The units are not the full solution as they do not open overnight, with most closing at 8pm and there are just 11 listed on the HSE website, but they could be a bigger part of the solution to hospital overcrowding.

Some hospitals like in Ennis, Co. Clare, also offer medical assessment units that can treat conditions such as chest infections, urinary tract infections or non-acute cardiac problems.

Paramedics have told the Irish Examiner protocols currently do not always allow them to take such patients to these assessment units, as calling an ambulance in most parts of the country triggers a journey to an acute hospital with an emergency department.

A new system, funded under Slaintecare, called Pathfinder allows paramedics to assess elderly people on the spot and offer home treatment if suitable. A report on the first year of this programme in north Dublin found 69% were suitable for home treatment.
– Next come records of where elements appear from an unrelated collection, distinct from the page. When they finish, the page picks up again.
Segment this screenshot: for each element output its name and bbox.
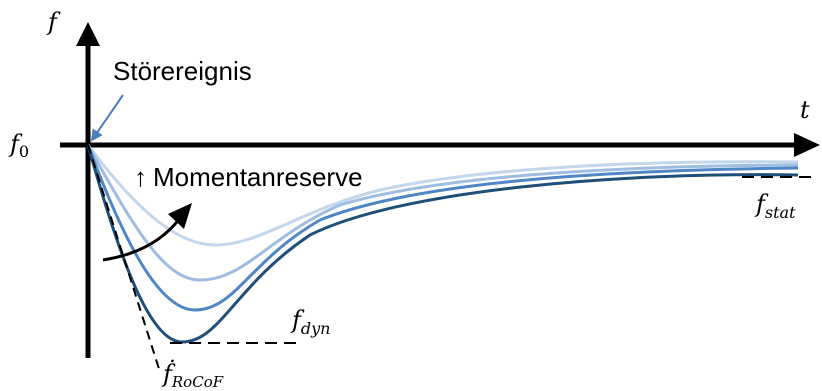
y-axis-label: f: [46, 8, 61, 36]
rocof-label: ḟRoCoF: [161, 359, 224, 391]
event-label: Störereignis: [113, 56, 252, 86]
rocof-subscript: RoCoF: [171, 373, 224, 391]
up-arrow-glyph: ↑: [134, 162, 147, 192]
fstat-label: fstat: [754, 190, 796, 222]
y-axis-arrowhead: [76, 22, 100, 46]
curve-dark: [86, 144, 799, 344]
fstat-subscript: stat: [765, 203, 796, 222]
curve-lightest: [86, 144, 799, 247]
inertia-arrowhead: [168, 203, 192, 229]
fdyn-label: fdyn: [290, 306, 330, 338]
inertia-label: ↑ Momentanreserve: [134, 162, 363, 192]
x-axis-arrowhead: [794, 133, 820, 157]
inertia-curved-arrow: [102, 217, 182, 262]
rocof-tangent-line: [87, 144, 161, 373]
f0-label: f0: [8, 130, 29, 161]
curve-light: [86, 144, 799, 282]
fdyn-subscript: dyn: [301, 319, 331, 338]
f0-subscript: 0: [19, 142, 29, 161]
event-pointer-arrow: [90, 94, 124, 142]
curve-mid: [86, 144, 799, 312]
x-axis-label: t: [800, 96, 810, 124]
Older people increasingly make up a larger proportion of the number of patients on trolleys, so any programme which could offer them treatment at home is to be welcomed.
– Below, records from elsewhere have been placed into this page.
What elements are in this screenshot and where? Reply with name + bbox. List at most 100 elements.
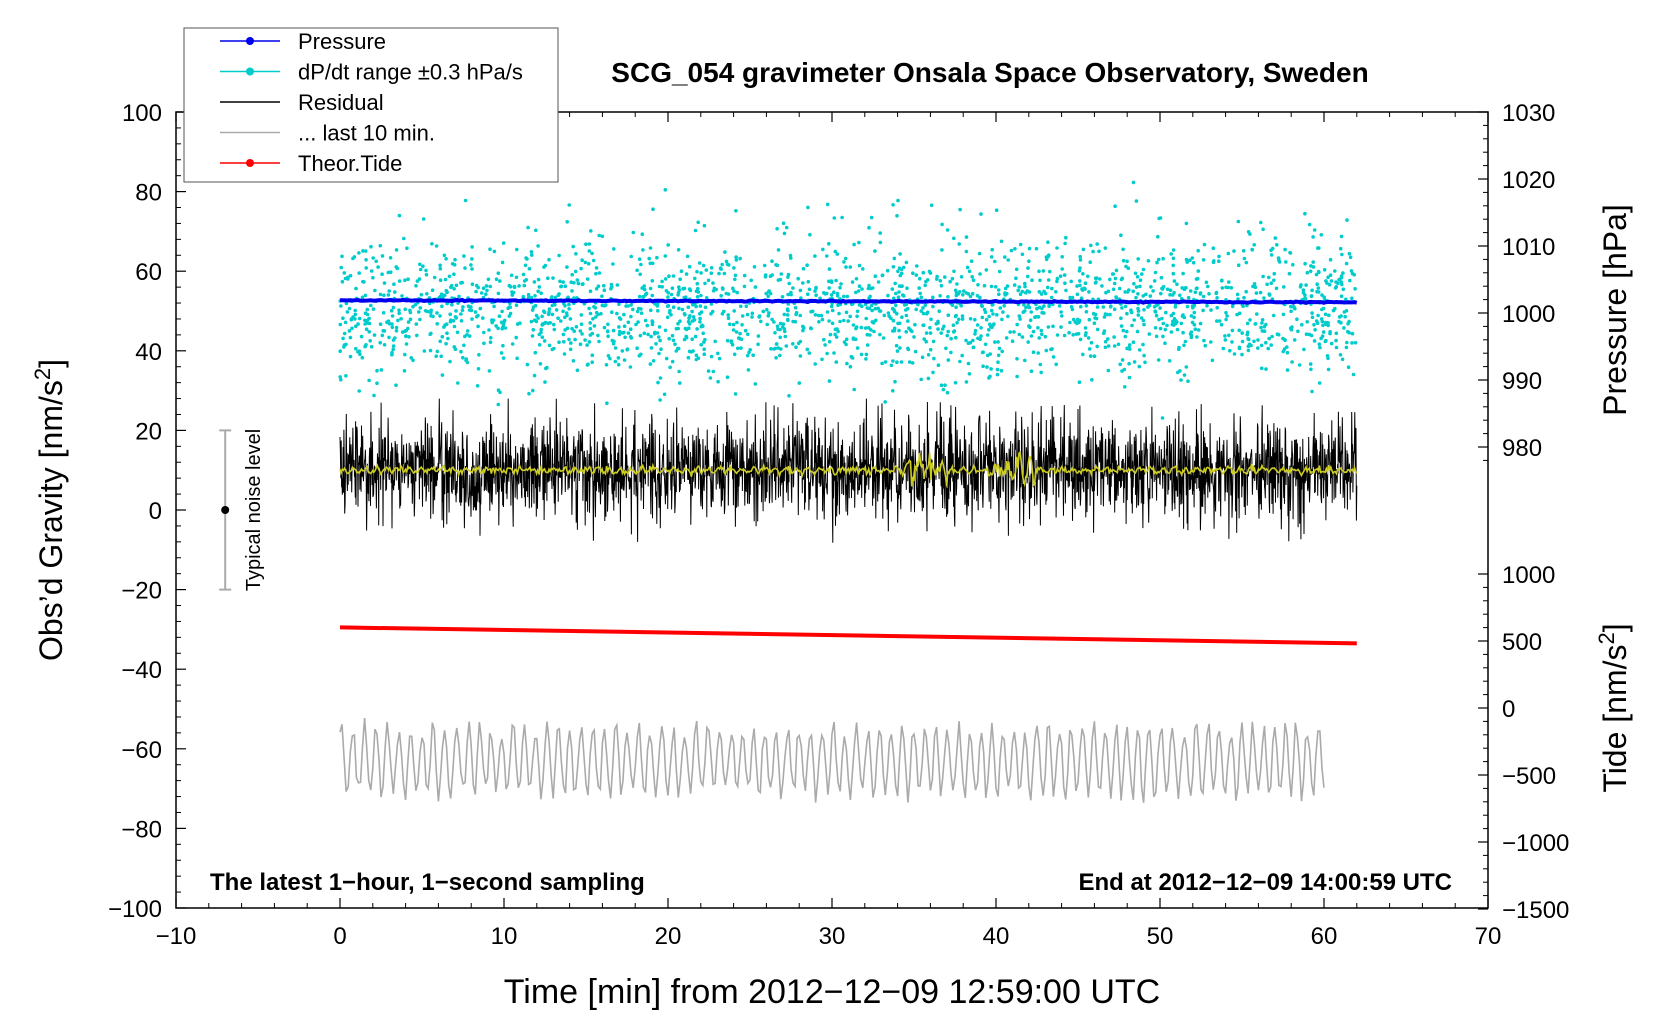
dpdt-point <box>404 328 409 333</box>
dpdt-point <box>1184 365 1189 369</box>
dpdt-point <box>459 312 463 316</box>
dpdt-point <box>838 285 842 290</box>
dpdt-point <box>1175 327 1180 332</box>
dpdt-point <box>390 350 394 355</box>
dpdt-point <box>813 254 817 258</box>
dpdt-point <box>463 266 467 270</box>
dpdt-point <box>682 286 687 291</box>
dpdt-point <box>418 306 423 310</box>
dpdt-point <box>1252 243 1256 247</box>
dpdt-point <box>940 327 945 331</box>
dpdt-point <box>1136 292 1140 296</box>
dpdt-point <box>1312 339 1317 343</box>
dpdt-point <box>609 286 613 291</box>
dpdt-point <box>1177 345 1181 350</box>
dpdt-point <box>977 251 982 256</box>
dpdt-point <box>587 249 592 253</box>
dpdt-point <box>1347 251 1352 256</box>
dpdt-point <box>1175 282 1179 287</box>
dpdt-point <box>428 348 433 353</box>
dpdt-point <box>1345 340 1349 345</box>
dpdt-point <box>1016 288 1020 293</box>
dpdt-point <box>1322 268 1327 272</box>
dpdt-point <box>529 295 534 300</box>
dpdt-point <box>985 333 990 337</box>
dpdt-point <box>878 231 882 235</box>
dpdt-point <box>952 329 957 333</box>
dpdt-point <box>873 306 878 311</box>
dpdt-point <box>794 310 799 315</box>
dpdt-point <box>438 339 443 344</box>
dpdt-point <box>772 320 776 324</box>
dpdt-point <box>774 342 779 346</box>
dpdt-point <box>899 284 904 289</box>
dpdt-point <box>1319 233 1324 237</box>
dpdt-point <box>834 360 839 364</box>
dpdt-point <box>1119 277 1124 282</box>
dpdt-point <box>1269 281 1273 286</box>
dpdt-point <box>1055 279 1059 284</box>
dpdt-point <box>348 273 353 278</box>
dpdt-point <box>1037 290 1042 294</box>
dpdt-point <box>885 268 890 273</box>
dpdt-point <box>781 221 786 225</box>
dpdt-point <box>1308 269 1313 274</box>
dpdt-point <box>452 272 456 277</box>
dpdt-point <box>1086 336 1091 340</box>
series-pressure <box>339 297 1358 305</box>
dpdt-point <box>914 273 919 277</box>
dpdt-point <box>606 334 610 339</box>
dpdt-point <box>936 327 940 331</box>
dpdt-point <box>709 266 714 270</box>
dpdt-point <box>1209 308 1213 312</box>
dpdt-point <box>1029 310 1033 314</box>
dpdt-point <box>1141 318 1146 323</box>
dpdt-point <box>430 242 434 246</box>
dpdt-point <box>1230 328 1235 333</box>
dpdt-point <box>958 359 962 364</box>
dpdt-point <box>409 356 414 360</box>
dpdt-point <box>1125 259 1129 264</box>
y-tick-label: −80 <box>121 816 162 843</box>
dpdt-point <box>950 303 955 308</box>
dpdt-point <box>663 188 668 192</box>
dpdt-point <box>588 321 592 325</box>
dpdt-point <box>550 347 555 352</box>
dpdt-point <box>349 317 354 321</box>
dpdt-point <box>539 327 543 332</box>
dpdt-point <box>834 335 839 339</box>
dpdt-point <box>597 339 601 344</box>
dpdt-point <box>374 259 379 264</box>
y-tick-label: 60 <box>135 259 162 286</box>
dpdt-point <box>1046 325 1051 329</box>
dpdt-point <box>765 322 769 327</box>
dpdt-point <box>1153 270 1158 275</box>
dpdt-point <box>1127 361 1131 366</box>
dpdt-point <box>1120 306 1124 310</box>
dpdt-point <box>1031 350 1036 355</box>
dpdt-point <box>1325 281 1329 285</box>
dpdt-point <box>971 345 976 350</box>
dpdt-point <box>580 258 584 263</box>
dpdt-point <box>780 325 785 329</box>
dpdt-point <box>776 327 780 332</box>
dpdt-point <box>745 312 750 317</box>
dpdt-point <box>429 308 434 313</box>
dpdt-point <box>613 346 618 350</box>
dpdt-point <box>587 306 591 311</box>
dpdt-point <box>946 358 951 362</box>
dpdt-point <box>1017 314 1022 318</box>
dpdt-point <box>882 313 887 318</box>
dpdt-point <box>891 359 895 363</box>
dpdt-point <box>750 311 755 316</box>
dpdt-point <box>406 277 410 282</box>
dpdt-point <box>470 257 474 261</box>
dpdt-point <box>731 328 736 332</box>
dpdt-point <box>686 319 691 324</box>
dpdt-point <box>594 271 598 276</box>
dpdt-point <box>1132 318 1136 322</box>
dpdt-point <box>1195 276 1200 281</box>
dpdt-point <box>1300 322 1304 327</box>
dpdt-point <box>1251 284 1255 289</box>
dpdt-point <box>829 293 834 297</box>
Overall, the prognosis for the hospital system is not good, with hospitals like University Hospital Kerry being forced to cancel elective procedures again due to Covid numbers.

This means that an elderly patient, waiting on a hip operation, instead remains unsteady on his feet, and is more likely to fall and break something. He will then end up in the ED, probably on a trolley. A woman waiting for stents to be put in her heart for a relatively minor condition instead faces the risk of becoming sicker, and ending up in ED.

In January alone, HSE data shows some 1,093 people aged over 75 waited at least 24 hours for admission to a hospital bed, with 173 of those patients in Cork University Hospital.

Now could be a good time to really listen to the patients and the staff who experience life in the emergency department. At the end of the day, reports and initiatives are worthless unless they make a real difference to the most vulnerable in our society.